Öncelikle şunu belirteyim: Benim Nâzım Hikmet adına ortaya koyduğum bu yazı, emsallerine göre pek de değerli sayılmaz. Bugün için söylüyorum, esas değerli çalışmaları Sinan Şanlıer, Haluk Oral, Melih Güneş başta olmak üzere çeşitli Nâzım Hikmet araştırmacıları ortaya koyuyor.
Şanlıer'in eserinden yukarıda bahsettik, bunun yanı sıra özellikle Haluk Oral'ın Nâzım Hikmet'in Yolculuğu ile Melih Güneş'in Nâzım Hikmet'in Ellerinin İzinde adlı çalışmalarını herkese tavsiye ediyorum. Hem Nâzım'ın arkeolojisi hem de Türk edebiyatının tarihsel gelişimi bağlamında oldukça önemli, değerli çalışmalar bunlar.
Şimdi sorunun doğrudan cevabına gelmeye çalışırsak; Nâzım'a dair her "keşif", onun anlaşılmasını, şiirinin veya edebiyatının tarihsel gelişimini daha net bir şekilde ortaya koymak adına atılmış önemli birer adımı karşılar. Bu, başka şairlerin/yazarların "keşfedilen" eserleri için de böyledir. Bir şairi, yazarı anlamak için evvela onun eserlerinden yola çıkmamız gerek; biyografi vs. daha sonra gelir.
Dolayısıyla bir şairin/yazarın karanlıkta kalmış eserlerini gün yüzüne çıkarmak, külliyatını eksiksiz bir şekilde ortaya koymak (tabii bu ne kadar mümkünse) o şairi/yazarı daha iyi, daha doğru anlamaya götürür bizi.

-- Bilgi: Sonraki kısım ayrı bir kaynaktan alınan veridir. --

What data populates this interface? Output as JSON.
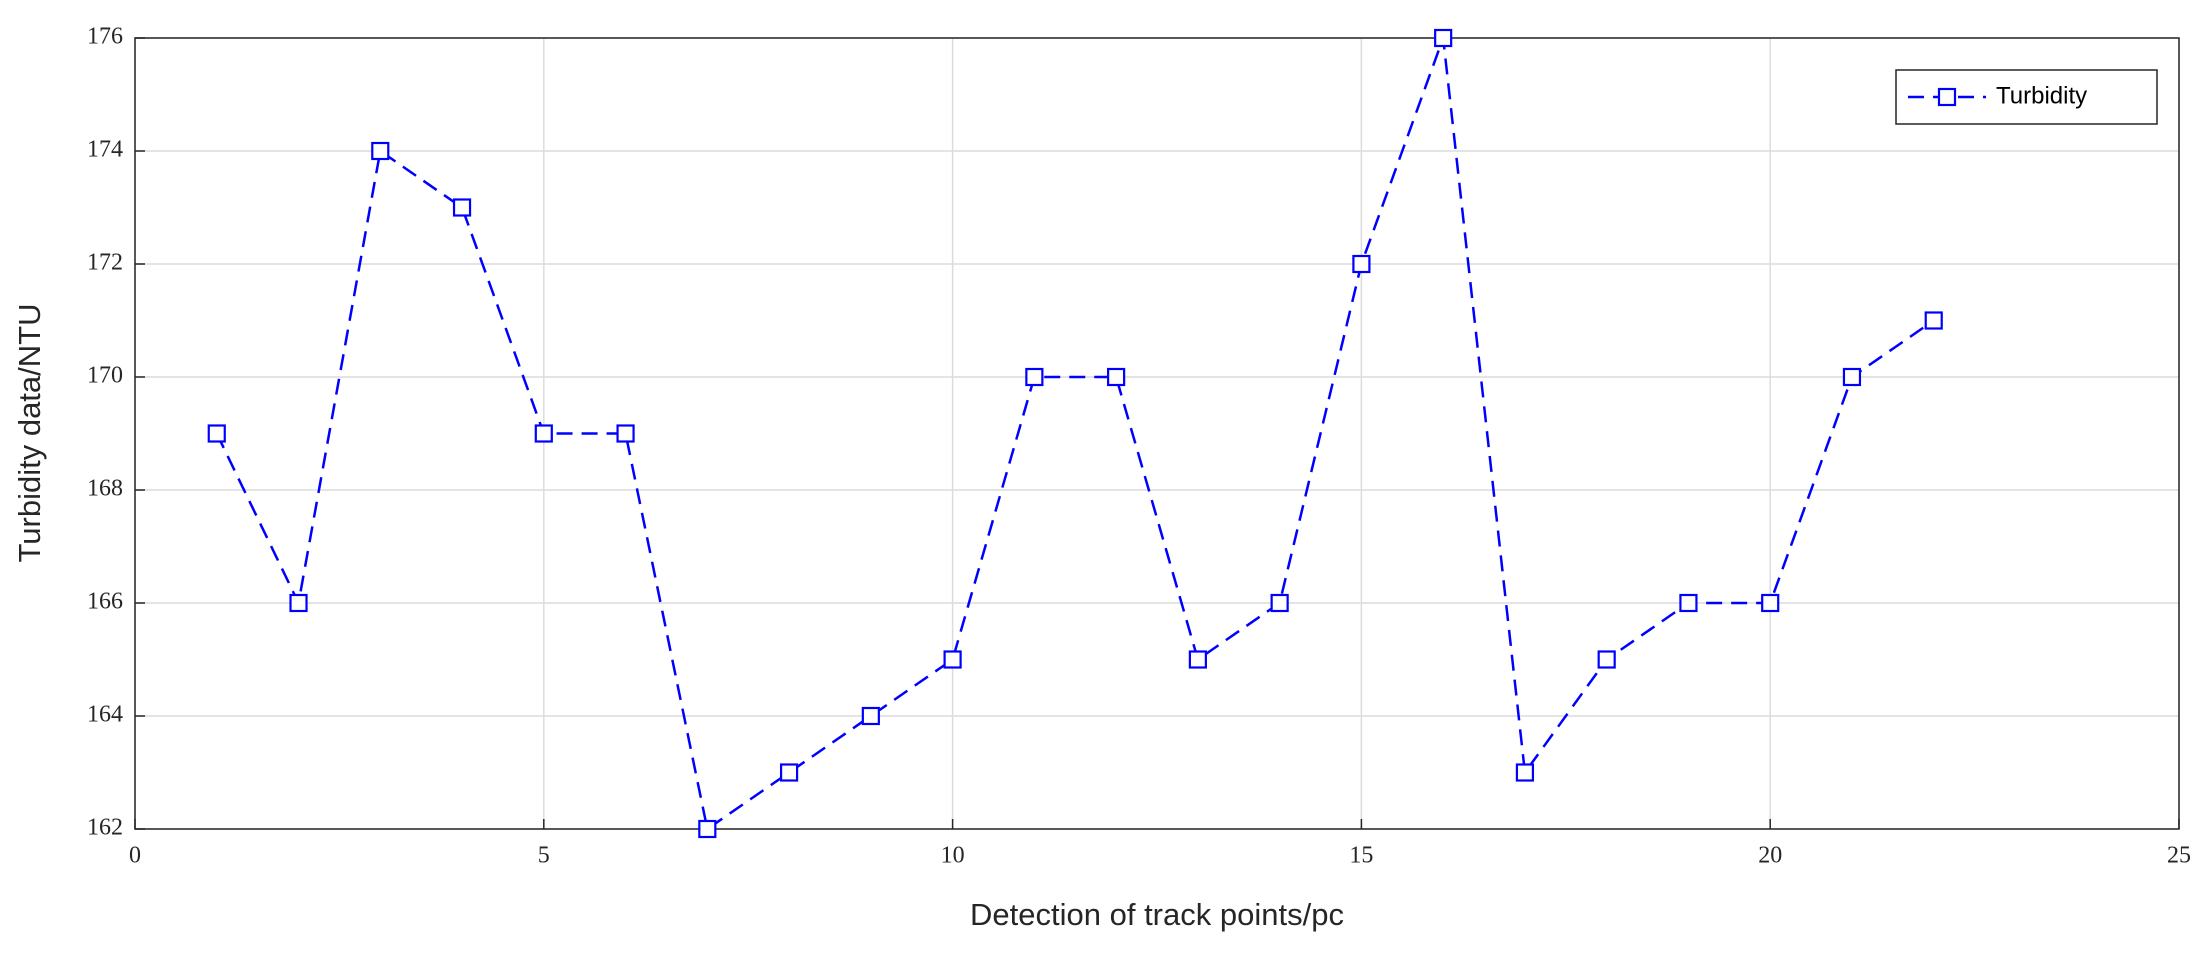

-Aslında siz araştırmalarınızda gördüğüm kadarıyla Nâzım'la da sınırlı kalmayarak o dönemin tüm sosyalist yayınları ile bu yayınlarda yer almış sanat ve edebiyat yazılarını incelemeye çalışıyorsunuz. Son yıllarda özellikle Türkiye Sosyal Tarih Araştırma Vakfı bünyesinde süren transliterasyon çalışmalarıyla da birlikte II. Meşrutiyet’ten Cumhuriyet’in ilk yıllarına kadar olan dönemde yayınlanmış sosyalist yayın organları ve Komintern belgeleri de daha fazla gün yüzüne çıkmaya ve incelenmeye başlandı. Bu yayınlarda ortaya çıkan her bir yazı ve sanatsal eser aslında toplumu gerçekçiliğin Türkiye’de geçirdiği sürece dair de birçok yeni veri sunuyor. Araştırmalar bir süre sonra Türkiye’de Marksist estetiğin ve toplumcu gerçekçi edebiyatın gelişimine dair yeni bir tarih yazımını gerektirecek mi?
Elbette gerektirecek. Çünkü edebiyat tarihlerinde ve hatta edebiyat kamuoyunun genelinde Türkiye'de toplumcu edebiyatı Nâzım Hikmet'le, özellikle de onun 1929'daki çıkışıyla ("Putları Yıkıyoruz" kampanyası, kendi imzasıyla yayımlanan ilk şiir kitapları) başlatmak bir genelgeçer yargı konumunda.
Halbuki Kerim Sadi, Asım Bezirci gibi eleştirmenlerin, Metin Kayahan Özgül gibi günümüz araştırmacılarının dikkat çekici eserlerinden de anlıyoruz ki Türkiye'de toplumcu edebiyat, iptidai vaziyette olsa da, II. Meşrutiyet'in kısmî özgürlük ortamında Rasim Haşmet, Abdülaziz Mecdi Tolun, Ahmed Rıfkı, Bedik gibi isimlerin şiirleriyle, hikâyeleriyle başlıyor. Hatta toplumcu edebiyatın ilk roman tecrübesi de bu yıllardadır: İştirak dergisinde (ki Osmanlı Sosyalist Fırkası'nın yayın organıdır) 1910'larda yayımlanmış fakat yarım kalmış bir roman tefrikası görüyoruz. Adı "Kahraman Kız", yazarı Asu (bu metnin çevrimyazısını çok yakında yayımlayacağız).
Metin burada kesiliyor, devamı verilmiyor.